Reddit CEO Admits "we are not profitable" right before upcoming IPO
> How do you address the concerns of users who feel that Reddit has become increasingly profit-driven and less focused on community engagement?...
Reddit CEO Admits "we are not profitable" right before upcoming IPO
> How do you address the concerns of users who feel that Reddit has become increasingly profit-driven and less focused on community engagement?...
We’ll continue to be profit-driven until profits arrive. Unlike some of the 3P apps, we are not profitable. Maybe fix your product before you expect the money to come pouring in.
We're going to be profitable by completely decimating our product.
No, wait. That doesn't seem like the right thing to do!
they fumbled so hard. they could have had millions of new subscribers if they locked the api key under reddit premium and allowed 3rd party app to enter user api keys
50 a year isn't terrible depending on your use case, but they burned so much good will
Absolutely. I probably would have paid. I'm not big on subscriptions as I prefer one time upfront costs or lifetime subscriptions when possible, but I did use Reddit a lot.
Instead I deleted my posts and moved on. Now, where do I find huskytantrums?!
This is what I was thinking. Heck, they could've increased the price of premium, locked the API behind it and keep a certain percentage of the third party apps' cut, similar to how the App Store runs.
They could've been greedy pigs and STILL won.
I'll have to disagree. Products being paid wouldn't have stopped
the internet becoming centralized around fewer and fewer services
forced those services to have had upheld their quality and promises
Cable TV started under the pretense of having no ads other than each network's own, and to have access to pay-per-view events (which is sports and we can stop pretending sports didn't sell cable).
And yet Cable, despite exploding more and more on widespread adoption, still became the same if not WORSE than public TV.
The paid-ternet would be the same or worse than what we have. And I know Facebook's dream goal is to make a paid-ternet. If I die and become a cyberghost, I'll haunt the hell out of any server rack where that goal is making progress and make sure it never succeeeds.
This will ultimately increase the number of users who can be advertised to.
For every person who is engaged about this there are a dozen that don't understand what an API is and will happily switch over to another app from the app store if it has cat gifs.
True, there will be enough users that doesn't care about all of this, but there's still a non negligible part of user (and those are probably the best contributors), and more importantly moderators that will leave Reddit. It will probably disrupt the site, without all of the leaving moderators, Reddit will quickly become the wild west, and it would be really difficult for them to moderate the site themselves, there's probably users that would want to replace the leaving moderators, but not enough.
Honestly I won't care that much when it comes, because the "new" Reddit will not be the same Reddit that I loved.

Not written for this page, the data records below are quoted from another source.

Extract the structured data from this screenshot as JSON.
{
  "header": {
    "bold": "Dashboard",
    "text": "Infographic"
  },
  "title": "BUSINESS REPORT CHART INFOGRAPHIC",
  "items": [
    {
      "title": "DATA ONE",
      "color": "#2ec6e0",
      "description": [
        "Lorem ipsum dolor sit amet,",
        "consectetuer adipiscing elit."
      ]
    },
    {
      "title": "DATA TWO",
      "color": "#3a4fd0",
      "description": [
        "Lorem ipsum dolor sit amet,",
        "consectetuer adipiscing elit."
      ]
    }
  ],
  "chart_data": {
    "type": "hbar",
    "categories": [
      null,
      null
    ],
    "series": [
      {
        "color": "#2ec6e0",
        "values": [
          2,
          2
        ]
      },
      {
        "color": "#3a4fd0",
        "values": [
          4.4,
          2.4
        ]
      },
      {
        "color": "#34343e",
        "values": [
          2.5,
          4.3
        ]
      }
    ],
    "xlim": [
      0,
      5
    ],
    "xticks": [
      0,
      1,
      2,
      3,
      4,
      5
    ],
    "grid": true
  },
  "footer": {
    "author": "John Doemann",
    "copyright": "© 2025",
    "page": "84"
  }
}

I hope they'll reap what they sow tho.
Of course they're not profitable.
Most growing tech companies aren't, because most geowing tech companies will take their revenue and immediately reinvest it back into more growth, as they know growth attracts further VC investments, which will actually cover paychecks in the meantime. This is exactly how the world of tech works nowadays.
Being profitable or not is meaningless if you're talking about a company exploding in revenue.
*billion
And profitability is not the same as generating revenue.
You can earn $200M a quarter and still have expenses of $220M, meaning you're making a net loss.
That's why companies focus on exponential growth first and don't really care about portability, but once the userbase is large enough, they will try to monetize it. Either through ads, or paid subscriptions, premium plans, special avatars, etc.
That will surely piss of some of the early adopters, but usually isn't significant enough to make an actual dent.
The last step (which we have also seen) is then kicking out staff. That has two effects:
1., It brings down the overhead (= salaries and attached taxes & social security) 2. The revenue per capita is inflated, i.e. it looks as if every employee is generating 4000 bucks instead of 2500 (random example), which is something that looks good in an IPO prospectus.
A company that isn't profitable will still compensate their CEO, so spez is certainly taking gone a big paycheck. In addition, these net worth calculations also take into account stock. Spez most likely still owns a piece of Reddit, and that would be a factor.
You can still get very rich off of a company that isn't profitable.
There were 3 things going for Reddit, content wise: memes, news, hobby subs. It was a 50/50 if my Google search included reddit or Wikipedia. If reddit threw up a banner every 6 months and asked for a donation, I'd gladly throw 20 bucks their way. Reddit should have been a non-profit.
Going public was the absolute worse decision they ever made.